DOJ to Miss Biden Deadline to Release 9/11 Investigation Documents

(PresidentialInsider.com)- Last week, the Justice Department admitted that it would not make the deadline set by President Biden’s executive order to review and release the documents related to the FBI investigation into the 9/11 attacks.

Back in September, the president ordered the DOJ to review the FBI investigation documents and gave it six months to publicly release the declassified documents.

In a filing last week, the DOJ informed New York Judge Sarah Netburn that the FBI would release most of the required documents by the middle of March with more releases to follow through mid-April.
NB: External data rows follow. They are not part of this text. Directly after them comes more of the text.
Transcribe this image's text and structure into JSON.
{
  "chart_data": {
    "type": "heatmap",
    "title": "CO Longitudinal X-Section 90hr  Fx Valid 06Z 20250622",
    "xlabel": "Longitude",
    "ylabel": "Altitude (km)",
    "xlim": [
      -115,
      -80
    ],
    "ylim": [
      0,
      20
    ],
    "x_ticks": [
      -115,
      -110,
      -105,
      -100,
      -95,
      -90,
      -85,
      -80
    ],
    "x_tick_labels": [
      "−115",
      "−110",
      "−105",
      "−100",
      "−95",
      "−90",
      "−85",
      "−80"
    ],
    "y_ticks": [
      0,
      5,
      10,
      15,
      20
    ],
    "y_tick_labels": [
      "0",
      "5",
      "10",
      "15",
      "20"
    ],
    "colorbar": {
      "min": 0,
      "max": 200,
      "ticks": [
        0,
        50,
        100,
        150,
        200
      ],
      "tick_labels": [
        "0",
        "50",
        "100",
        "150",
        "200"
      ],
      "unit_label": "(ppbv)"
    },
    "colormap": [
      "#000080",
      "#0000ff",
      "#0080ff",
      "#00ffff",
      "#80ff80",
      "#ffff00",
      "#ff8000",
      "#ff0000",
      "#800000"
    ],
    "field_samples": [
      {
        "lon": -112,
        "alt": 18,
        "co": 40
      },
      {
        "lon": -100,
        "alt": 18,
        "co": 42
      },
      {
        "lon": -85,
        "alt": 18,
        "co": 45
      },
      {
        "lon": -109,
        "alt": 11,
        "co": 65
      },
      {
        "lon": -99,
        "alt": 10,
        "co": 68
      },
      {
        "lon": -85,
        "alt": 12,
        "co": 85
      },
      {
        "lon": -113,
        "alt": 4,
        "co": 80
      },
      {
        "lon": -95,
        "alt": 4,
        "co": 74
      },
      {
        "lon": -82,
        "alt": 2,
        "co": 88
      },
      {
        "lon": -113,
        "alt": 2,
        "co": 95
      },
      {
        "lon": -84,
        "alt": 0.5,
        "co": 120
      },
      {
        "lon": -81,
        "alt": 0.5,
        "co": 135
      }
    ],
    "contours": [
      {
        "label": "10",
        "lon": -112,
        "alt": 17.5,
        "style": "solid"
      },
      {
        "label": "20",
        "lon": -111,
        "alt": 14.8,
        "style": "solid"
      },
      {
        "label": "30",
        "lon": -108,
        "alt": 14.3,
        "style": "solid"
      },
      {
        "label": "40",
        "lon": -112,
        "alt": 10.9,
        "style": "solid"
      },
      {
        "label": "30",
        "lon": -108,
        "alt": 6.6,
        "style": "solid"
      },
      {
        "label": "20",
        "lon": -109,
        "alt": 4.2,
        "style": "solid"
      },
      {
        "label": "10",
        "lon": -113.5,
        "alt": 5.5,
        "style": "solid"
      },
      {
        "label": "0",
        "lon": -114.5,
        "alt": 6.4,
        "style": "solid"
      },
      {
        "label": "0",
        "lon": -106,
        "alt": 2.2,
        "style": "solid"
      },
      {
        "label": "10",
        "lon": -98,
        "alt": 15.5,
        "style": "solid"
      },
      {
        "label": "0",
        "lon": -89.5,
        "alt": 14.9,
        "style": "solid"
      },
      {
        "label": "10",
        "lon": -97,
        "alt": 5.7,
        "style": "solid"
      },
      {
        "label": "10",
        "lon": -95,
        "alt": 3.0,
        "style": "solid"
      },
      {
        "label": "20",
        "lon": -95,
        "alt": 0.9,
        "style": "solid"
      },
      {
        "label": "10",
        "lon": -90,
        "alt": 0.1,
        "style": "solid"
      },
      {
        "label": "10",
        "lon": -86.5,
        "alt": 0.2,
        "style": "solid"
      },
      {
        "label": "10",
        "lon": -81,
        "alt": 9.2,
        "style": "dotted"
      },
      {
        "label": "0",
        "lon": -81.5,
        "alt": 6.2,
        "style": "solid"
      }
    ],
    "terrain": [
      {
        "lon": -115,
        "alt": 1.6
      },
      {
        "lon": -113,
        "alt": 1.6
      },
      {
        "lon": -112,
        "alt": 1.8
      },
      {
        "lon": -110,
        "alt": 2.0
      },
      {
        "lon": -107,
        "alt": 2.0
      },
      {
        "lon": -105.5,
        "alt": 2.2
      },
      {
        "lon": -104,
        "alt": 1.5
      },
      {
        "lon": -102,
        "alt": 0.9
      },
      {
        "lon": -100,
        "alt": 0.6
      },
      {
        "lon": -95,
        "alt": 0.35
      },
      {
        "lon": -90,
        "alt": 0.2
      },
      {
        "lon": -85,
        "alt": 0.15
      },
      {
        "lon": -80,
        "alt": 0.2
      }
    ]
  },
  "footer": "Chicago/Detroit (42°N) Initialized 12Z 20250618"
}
The DOJ told the judge that the coordination with foreign governments and “ongoing interagency review” were the causes of the delay.

The Justice Department told the judge that the FBI was working on creating separate “production sets” of the documents by mid-April since the records contain redactions required by the Privacy Act.
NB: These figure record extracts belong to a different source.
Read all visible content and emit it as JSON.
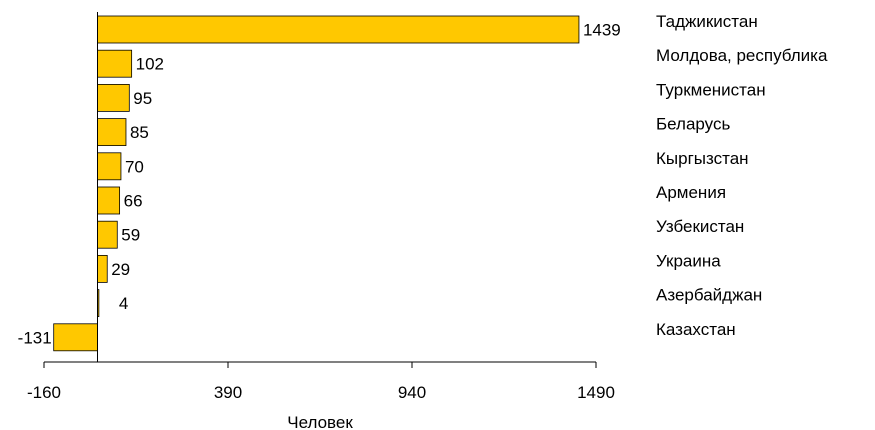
{
  "chart_data": {
    "type": "bar",
    "orientation": "horizontal",
    "categories": [
      "Таджикистан",
      "Молдова, республика",
      "Туркменистан",
      "Беларусь",
      "Кыргызстан",
      "Армения",
      "Узбекистан",
      "Украина",
      "Азербайджан",
      "Казахстан"
    ],
    "values": [
      1439,
      102,
      95,
      85,
      70,
      66,
      59,
      29,
      4,
      -131
    ],
    "value_labels": [
      "1439",
      "102",
      "95",
      "85",
      "70",
      "66",
      "59",
      "29",
      "4",
      "-131"
    ],
    "xlabel": "Человек",
    "xlim": [
      -160,
      1490
    ],
    "xticks": [
      -160,
      390,
      940,
      1490
    ],
    "xtick_labels": [
      "-160",
      "390",
      "940",
      "1490"
    ],
    "bar_color": "#FFC800",
    "legend": "none",
    "grid": false
  }
}
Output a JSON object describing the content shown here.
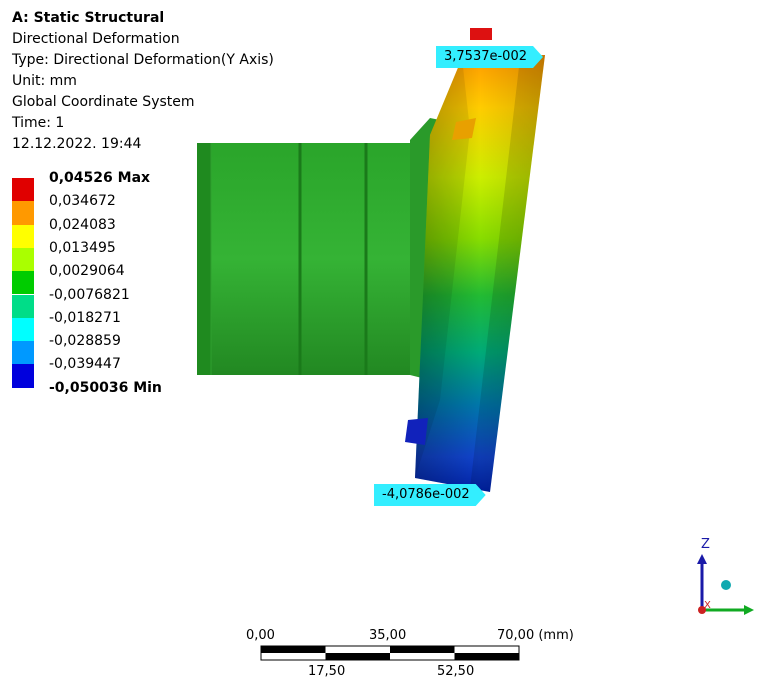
{
  "info": {
    "title": "A: Static Structural",
    "result_name": "Directional Deformation",
    "type_line": "Type: Directional Deformation(Y Axis)",
    "unit_line": "Unit: mm",
    "coord_line": "Global Coordinate System",
    "time_line": "Time: 1",
    "date_line": "12.12.2022. 19:44"
  },
  "legend": {
    "colors": [
      "#e00000",
      "#ff9900",
      "#ffff00",
      "#aaff00",
      "#00cc00",
      "#00dd88",
      "#00ffff",
      "#0099ff",
      "#0000dd"
    ],
    "labels": [
      "0,04526 Max",
      "0,034672",
      "0,024083",
      "0,013495",
      "0,0029064",
      "-0,0076821",
      "-0,018271",
      "-0,028859",
      "-0,039447",
      "-0,050036 Min"
    ]
  },
  "probes": {
    "max_label": "3,7537e-002",
    "min_label": "-4,0786e-002",
    "color": "#33eeff"
  },
  "scale_bar": {
    "top_labels": [
      "0,00",
      "35,00",
      "70,00 (mm)"
    ],
    "bottom_labels": [
      "17,50",
      "52,50"
    ]
  },
  "triad": {
    "z_label": "Z",
    "x_label": "X",
    "z_color": "#1a1aa8",
    "y_color": "#11aa22",
    "x_color": "#cc2222"
  }
}
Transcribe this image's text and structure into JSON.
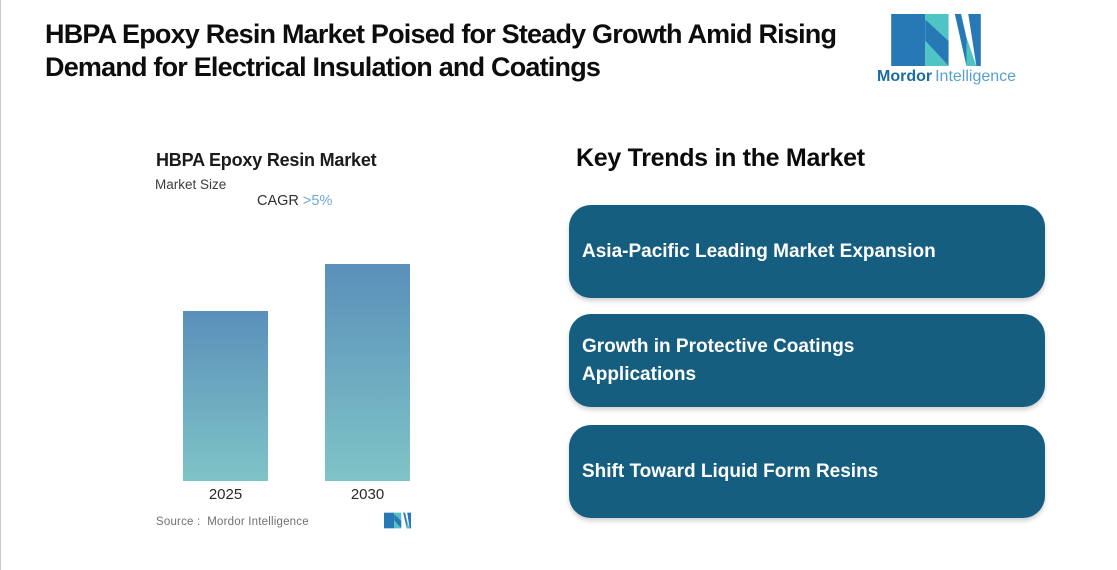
{
  "header": {
    "title": "HBPA Epoxy Resin Market Poised for Steady Growth Amid Rising\nDemand for Electrical Insulation and Coatings",
    "logo": {
      "word1": "Mordor",
      "word2": "Intelligence"
    }
  },
  "chart": {
    "title": "HBPA Epoxy Resin Market",
    "subtitle": "Market Size",
    "cagr_label": "CAGR",
    "cagr_value": ">5%",
    "source_label": "Source :  Mordor Intelligence"
  },
  "chart_data": {
    "type": "bar",
    "categories": [
      "2025",
      "2030"
    ],
    "values": [
      1,
      1.28
    ],
    "title": "HBPA Epoxy Resin Market",
    "subtitle": "Market Size",
    "annotation": "CAGR >5%",
    "xlabel": "",
    "ylabel": "Market Size (relative; value axis not shown)",
    "value_labels_shown": false,
    "gridlines": false,
    "colors": {
      "bar_gradient_top": "#5a90ba",
      "bar_gradient_bottom": "#7fc4c7"
    }
  },
  "trends": {
    "heading": "Key Trends in the Market",
    "items": [
      {
        "label": "Asia-Pacific Leading Market Expansion"
      },
      {
        "label": "Growth in Protective Coatings\nApplications"
      },
      {
        "label": "Shift Toward Liquid Form Resins"
      }
    ]
  },
  "colors": {
    "pill_background": "#155e80",
    "cagr_accent": "#6aa9d8",
    "logo_teal": "#4fc4c4",
    "logo_blue": "#2779b6",
    "wordmark_dark": "#1c6ba3",
    "wordmark_light": "#58a0cf"
  }
}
So far, the FBI has released over 700 documents and more than 2,700 pages in accordance with President Biden’s executive order.

Families of those killed on 9/11 have been demanding more information from the DOJ on what the FBI discovered in its investigation and have for years contended that these documents will reveal a Saudi connection to the plot.
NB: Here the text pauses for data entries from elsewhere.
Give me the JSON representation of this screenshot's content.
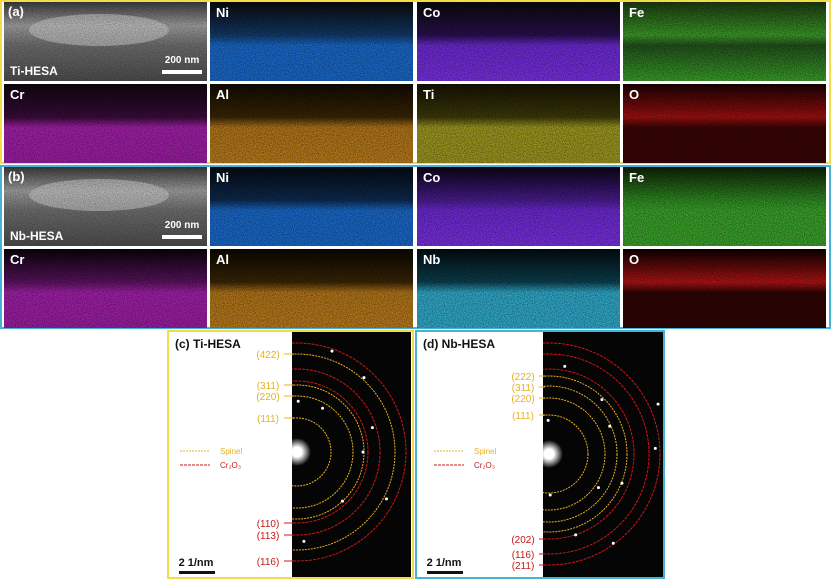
{
  "panels": [
    {
      "label": "(a)",
      "sample": "Ti-HESA",
      "scale_bar": "200 nm",
      "maps": [
        "Ni",
        "Co",
        "Fe",
        "Cr",
        "Al",
        "Ti",
        "O"
      ]
    },
    {
      "label": "(b)",
      "sample": "Nb-HESA",
      "scale_bar": "200 nm",
      "maps": [
        "Ni",
        "Co",
        "Fe",
        "Cr",
        "Al",
        "Nb",
        "O"
      ]
    }
  ],
  "diffraction": [
    {
      "label": "(c) Ti-HESA",
      "spinel_rings": [
        "(422)",
        "(311)",
        "(220)",
        "(111)"
      ],
      "cr2o3_rings": [
        "(110)",
        "(113)",
        "(116)"
      ],
      "legend": [
        "Spinel",
        "Cr₂O₃"
      ],
      "scale_bar": "2 1/nm"
    },
    {
      "label": "(d) Nb-HESA",
      "spinel_rings": [
        "(222)",
        "(311)",
        "(220)",
        "(111)"
      ],
      "cr2o3_rings": [
        "(202)",
        "(116)",
        "(211)"
      ],
      "legend": [
        "Spinel",
        "Cr₂O₃"
      ],
      "scale_bar": "2 1/nm"
    }
  ]
}
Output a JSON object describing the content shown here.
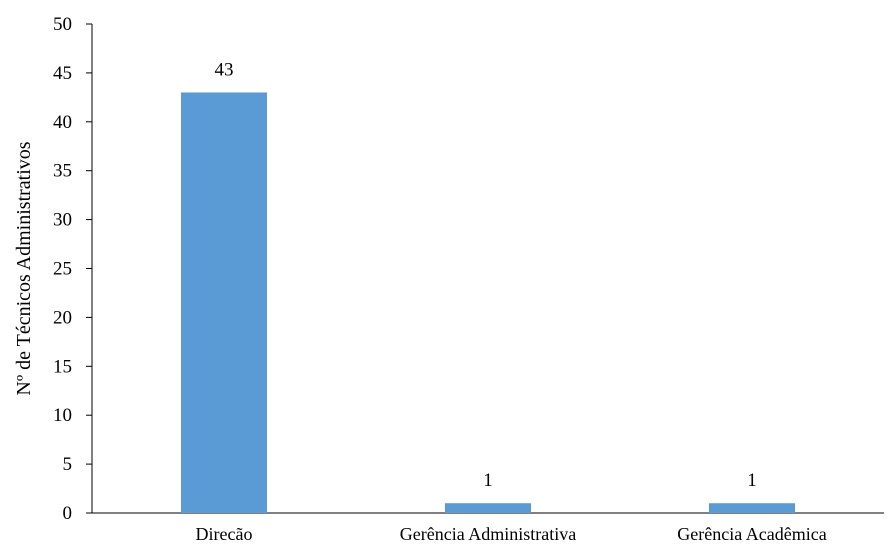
{
  "chart_data": {
    "type": "bar",
    "categories": [
      "Direcão",
      "Gerência Administrativa",
      "Gerência Acadêmica"
    ],
    "values": [
      43,
      1,
      1
    ],
    "data_labels": [
      "43",
      "1",
      "1"
    ],
    "title": "",
    "xlabel": "",
    "ylabel": "Nº de Técnicos Administrativos",
    "ylim": [
      0,
      50
    ],
    "yticks": [
      "0",
      "5",
      "10",
      "15",
      "20",
      "25",
      "30",
      "35",
      "40",
      "45",
      "50"
    ],
    "grid": false,
    "legend": "none",
    "bar_color": "#5B9BD5"
  }
}
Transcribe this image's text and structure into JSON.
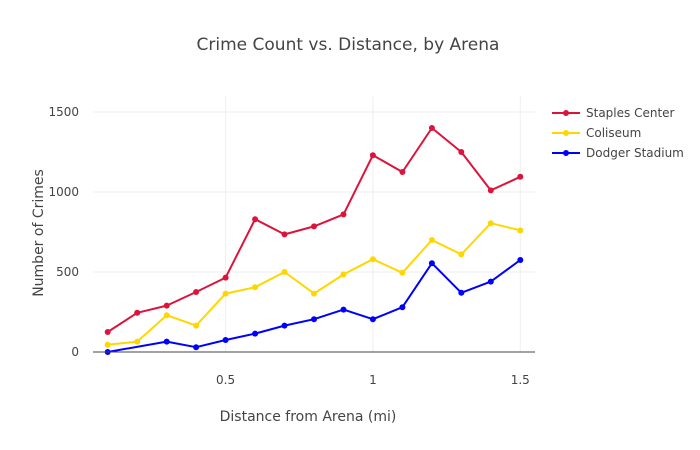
{
  "chart_data": {
    "type": "line",
    "title": "Crime Count vs. Distance, by Arena",
    "xlabel": "Distance from Arena (mi)",
    "ylabel": "Number of Crimes",
    "x": [
      0.1,
      0.2,
      0.3,
      0.4,
      0.5,
      0.6,
      0.7,
      0.8,
      0.9,
      1.0,
      1.1,
      1.2,
      1.3,
      1.4,
      1.5
    ],
    "xlim": [
      0.05,
      1.55
    ],
    "ylim": [
      0,
      1600
    ],
    "x_ticks": [
      0.5,
      1,
      1.5
    ],
    "x_tick_labels": [
      "0.5",
      "1",
      "1.5"
    ],
    "y_ticks": [
      0,
      500,
      1000,
      1500
    ],
    "y_tick_labels": [
      "0",
      "500",
      "1000",
      "1500"
    ],
    "grid": true,
    "legend_position": "top-right",
    "series": [
      {
        "name": "Staples Center",
        "color": "#dc143c",
        "values": [
          125,
          245,
          290,
          375,
          465,
          830,
          735,
          785,
          860,
          1230,
          1125,
          1400,
          1250,
          1010,
          1095
        ]
      },
      {
        "name": "Coliseum",
        "color": "#ffd700",
        "values": [
          45,
          65,
          230,
          165,
          365,
          405,
          500,
          365,
          485,
          580,
          495,
          700,
          610,
          805,
          760
        ]
      },
      {
        "name": "Dodger Stadium",
        "color": "#0000ff",
        "values": [
          0,
          null,
          65,
          30,
          75,
          115,
          165,
          205,
          265,
          205,
          280,
          555,
          370,
          440,
          575
        ]
      }
    ]
  }
}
Saudi Arabia has long denied it had a role in the 9/11 attacks, despite fifteen of the 19 hijackers being Saudis.

The group representing the families and survivors of 9/11 sent President Biden a letter last Thursday urging him to address the 9/11 attacks in his discussions with Saudi Arabia on increasing oil output.

According to the 9/11 Commission report, no evidence of direct Saudi funding in the al Qaeda plot was found. However, the commission did not rule out the possibility that individual Saudi officials may have provided funding for the 9/11 terrorist attack.

The families of about 2,500 of those killed on 9/11, over 20,000 of the injured, along with businesses and various insurers have sued Saudi Arabia for billions of dollars in damages related to the 9/11 attack.